Traffic started to move. Soon the city’s gray buildings were behind him, and he was traveling through the hilly suburbs. He had programmed the GPS system so the voice would have a female British accent. It was a nice change, and he let the voice guide him to the Crutchfield home on Morningside Drive in Oakmont.
It was dark when his headlights found the mailbox with the address. It was a remote area with no streetlights, the land heavily forested. He got out of his car to make sure he had the right place. Printed on the side of the mailbox in faint letters was the word CRUTCHFIELD.
He inched his rental down the gravel driveway past a stand of trees. Almost immediately he had to stop. A fallen oak tree lay in his path. He tried to drive around it, only to find there was no room on either side.
He climbed out and tried to move the tree. He managed to get it an inch off the ground, nothing more.
“Damn it.”
He hadn’t come all this way to be stopped by a lousy tree. He opened the trunk and got the flashlight from his garment bag, and checked it to make sure the batteries still worked. They did, and he headed down the driveway by foot.
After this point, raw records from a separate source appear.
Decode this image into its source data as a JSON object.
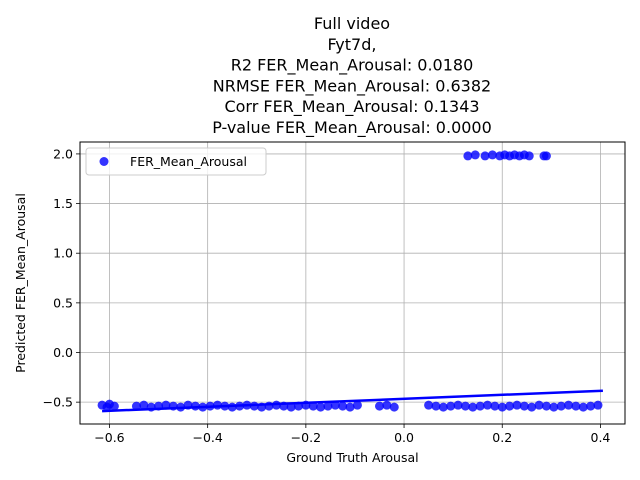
{
  "chart_data": {
    "type": "scatter",
    "title_lines": [
      "Full video",
      "Fyt7d,",
      "R2 FER_Mean_Arousal: 0.0180",
      "NRMSE FER_Mean_Arousal: 0.6382",
      "Corr FER_Mean_Arousal: 0.1343",
      "P-value FER_Mean_Arousal: 0.0000"
    ],
    "xlabel": "Ground Truth Arousal",
    "ylabel": "Predicted FER_Mean_Arousal",
    "xlim": [
      -0.66,
      0.45
    ],
    "ylim": [
      -0.72,
      2.12
    ],
    "xticks": [
      -0.6,
      -0.4,
      -0.2,
      0.0,
      0.2,
      0.4
    ],
    "xtick_labels": [
      "−0.6",
      "−0.4",
      "−0.2",
      "0.0",
      "0.2",
      "0.4"
    ],
    "yticks": [
      -0.5,
      0.0,
      0.5,
      1.0,
      1.5,
      2.0
    ],
    "ytick_labels": [
      "−0.5",
      "0.0",
      "0.5",
      "1.0",
      "1.5",
      "2.0"
    ],
    "grid": true,
    "legend_position": "top-left",
    "series": [
      {
        "name": "FER_Mean_Arousal",
        "color": "#0000ff",
        "points": [
          [
            -0.615,
            -0.53
          ],
          [
            -0.605,
            -0.55
          ],
          [
            -0.6,
            -0.52
          ],
          [
            -0.59,
            -0.54
          ],
          [
            -0.545,
            -0.54
          ],
          [
            -0.53,
            -0.53
          ],
          [
            -0.515,
            -0.55
          ],
          [
            -0.5,
            -0.54
          ],
          [
            -0.485,
            -0.53
          ],
          [
            -0.47,
            -0.54
          ],
          [
            -0.455,
            -0.55
          ],
          [
            -0.44,
            -0.53
          ],
          [
            -0.425,
            -0.54
          ],
          [
            -0.41,
            -0.55
          ],
          [
            -0.395,
            -0.54
          ],
          [
            -0.38,
            -0.53
          ],
          [
            -0.365,
            -0.54
          ],
          [
            -0.35,
            -0.55
          ],
          [
            -0.335,
            -0.54
          ],
          [
            -0.32,
            -0.53
          ],
          [
            -0.305,
            -0.54
          ],
          [
            -0.29,
            -0.55
          ],
          [
            -0.275,
            -0.54
          ],
          [
            -0.26,
            -0.53
          ],
          [
            -0.245,
            -0.54
          ],
          [
            -0.23,
            -0.55
          ],
          [
            -0.215,
            -0.54
          ],
          [
            -0.2,
            -0.53
          ],
          [
            -0.185,
            -0.54
          ],
          [
            -0.17,
            -0.55
          ],
          [
            -0.155,
            -0.54
          ],
          [
            -0.14,
            -0.53
          ],
          [
            -0.125,
            -0.54
          ],
          [
            -0.11,
            -0.55
          ],
          [
            -0.095,
            -0.53
          ],
          [
            -0.05,
            -0.54
          ],
          [
            -0.035,
            -0.53
          ],
          [
            -0.02,
            -0.55
          ],
          [
            0.05,
            -0.53
          ],
          [
            0.065,
            -0.54
          ],
          [
            0.08,
            -0.55
          ],
          [
            0.095,
            -0.54
          ],
          [
            0.11,
            -0.53
          ],
          [
            0.125,
            -0.54
          ],
          [
            0.14,
            -0.55
          ],
          [
            0.155,
            -0.54
          ],
          [
            0.17,
            -0.53
          ],
          [
            0.185,
            -0.54
          ],
          [
            0.2,
            -0.55
          ],
          [
            0.215,
            -0.54
          ],
          [
            0.23,
            -0.53
          ],
          [
            0.245,
            -0.54
          ],
          [
            0.26,
            -0.55
          ],
          [
            0.275,
            -0.53
          ],
          [
            0.29,
            -0.54
          ],
          [
            0.305,
            -0.55
          ],
          [
            0.32,
            -0.54
          ],
          [
            0.335,
            -0.53
          ],
          [
            0.35,
            -0.54
          ],
          [
            0.365,
            -0.55
          ],
          [
            0.38,
            -0.54
          ],
          [
            0.395,
            -0.53
          ],
          [
            0.13,
            1.98
          ],
          [
            0.145,
            1.99
          ],
          [
            0.165,
            1.98
          ],
          [
            0.18,
            1.99
          ],
          [
            0.195,
            1.98
          ],
          [
            0.205,
            1.99
          ],
          [
            0.215,
            1.98
          ],
          [
            0.225,
            1.99
          ],
          [
            0.235,
            1.98
          ],
          [
            0.245,
            1.99
          ],
          [
            0.255,
            1.98
          ],
          [
            0.285,
            1.98
          ],
          [
            0.29,
            1.98
          ]
        ]
      }
    ],
    "regression_line": {
      "x": [
        -0.615,
        0.405
      ],
      "y": [
        -0.59,
        -0.385
      ],
      "color": "#0000ff"
    }
  }
}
The walk lifted his spirits. The air was cooler than back home, and there was a refreshing chill in the air. He hadn’t appreciated the cold until he’d moved to Florida to hunt for Danni. Now, the cold was something he dreamed of going back to.
A tall wooden fence greeted him at the driveway’s end. A painted sign had been nailed to the fence. The sign read No Trespassing – This Means You!
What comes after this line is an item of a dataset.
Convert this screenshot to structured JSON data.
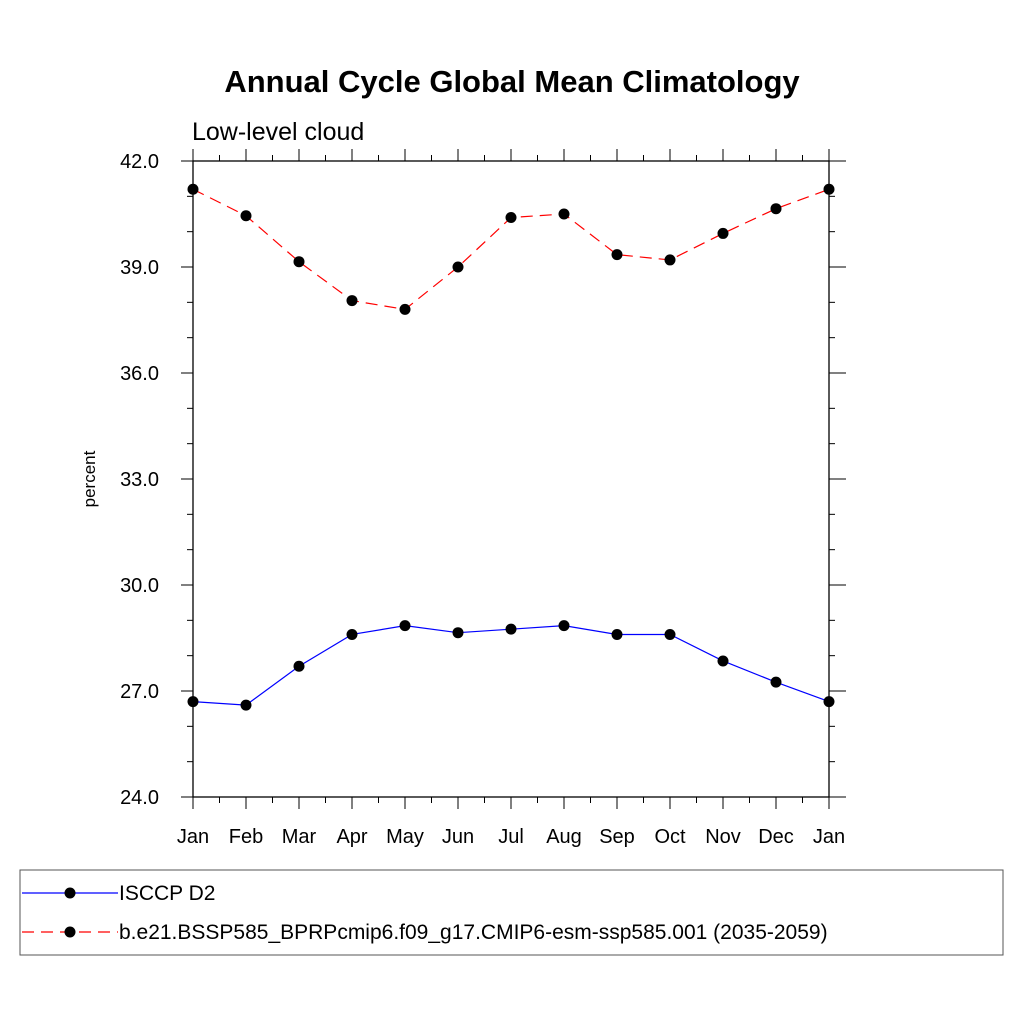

He tried to open the gate, and found that it was locked. On either side of the gate was a fence topped with metal spikes. It was growing dark and he probably should have gone back to his car and waited until tomorrow but instead he grabbed the top of the gate with his hand and pulled himself up so he was looking over it.
That was when he saw the house.
It was an old Victorian three-story with a gabled roof and a wraparound front porch with a metal swing. The swing moved eerily back and forth despite there not being a hint of breeze. The front door had criss-crossing boards nailed over it, and pieces of plywood covered the windows. Shingles were missing from the roof and the paint was peeling in large chunks off the front and sides. Not a soul had lived here for years.
He wanted to see more.
It was a bad idea. He didn’t have a search warrant, and would be breaking the law should he step onto the property without one. He believed in the law, and what it stood for. He had never broken the law for the sake of speeding up an investigation.